Op 13 december 2016 heeft de Rechtbank Overijssel uitspraak gedaan in een zaak betreffende een verzoek tot schuldsanering van een alleenstaande man, hierna te noemen [verzoeker]. Het verzoek werd ingediend op basis van een aanzienlijke schuldenlast van € 98.953,61, waaronder belastingschulden en boetes. De rechtbank heeft het verzoek afgewezen, omdat [verzoeker] niet aannemelijk heeft gemaakt dat hij te goeder trouw heeft gehandeld ten aanzien van het ontstaan en onbetaald laten van zijn schulden in de vijf jaar voorafgaand aan de indiening van het verzoekschrift. [verzoeker] heeft verklaard dat hij de boekhouding van zijn onderneming en privé aan zijn ex-partner [A] heeft overgelaten, zonder deze te controleren. Dit heeft geleid tot een forse schuldenlast die onbetaald is gelaten.

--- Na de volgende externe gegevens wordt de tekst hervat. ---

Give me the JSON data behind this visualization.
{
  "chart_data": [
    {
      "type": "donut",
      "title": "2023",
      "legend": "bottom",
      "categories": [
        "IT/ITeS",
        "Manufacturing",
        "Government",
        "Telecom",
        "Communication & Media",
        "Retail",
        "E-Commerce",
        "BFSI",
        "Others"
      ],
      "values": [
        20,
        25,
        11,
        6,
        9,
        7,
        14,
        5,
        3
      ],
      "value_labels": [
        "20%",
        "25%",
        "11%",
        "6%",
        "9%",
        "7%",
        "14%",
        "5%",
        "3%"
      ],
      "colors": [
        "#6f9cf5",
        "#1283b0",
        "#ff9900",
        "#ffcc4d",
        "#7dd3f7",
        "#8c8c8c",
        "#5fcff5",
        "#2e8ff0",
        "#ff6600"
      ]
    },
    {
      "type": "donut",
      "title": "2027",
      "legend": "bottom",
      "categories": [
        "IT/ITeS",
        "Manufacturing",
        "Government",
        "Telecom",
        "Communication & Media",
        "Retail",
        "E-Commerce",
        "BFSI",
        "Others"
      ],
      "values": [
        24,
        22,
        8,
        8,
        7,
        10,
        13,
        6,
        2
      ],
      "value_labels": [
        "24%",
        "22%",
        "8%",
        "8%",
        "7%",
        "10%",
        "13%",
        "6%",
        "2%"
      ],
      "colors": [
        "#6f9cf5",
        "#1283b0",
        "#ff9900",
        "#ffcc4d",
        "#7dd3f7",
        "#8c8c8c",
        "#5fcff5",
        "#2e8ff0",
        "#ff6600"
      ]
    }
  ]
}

De rechtbank oordeelde dat [verzoeker] als ondernemer verantwoordelijk is voor het voeren van een correcte administratie en het tijdig indienen van belastingaangiften. Het uit handen geven van de boekhouding aan [A] ontsloeg hem niet van deze verantwoordelijkheden. Bovendien heeft [verzoeker] zich, nadat hij op de hoogte was geraakt van zijn schulden, niet verdiept in de aard en het ontstaan ervan. De rechtbank concludeerde dat de schulden aan het CJIB niet te goeder trouw zijn ontstaan en dat [verzoeker] niet heeft aangetoond dat zijn psychische problemen een rol hebben gespeeld bij het ontstaan van de schulden.
De rechtbank heeft uiteindelijk geoordeeld dat het verzoek tot schuldsanering moet worden afgewezen, omdat [verzoeker] niet heeft voldaan aan de vereisten van goede trouw en het voeren van een deugdelijke administratie. De beslissing werd genomen door mr. J.M. Marsman, lid van de enkelvoudige kamer, en uitgesproken ter openbare terechtzitting.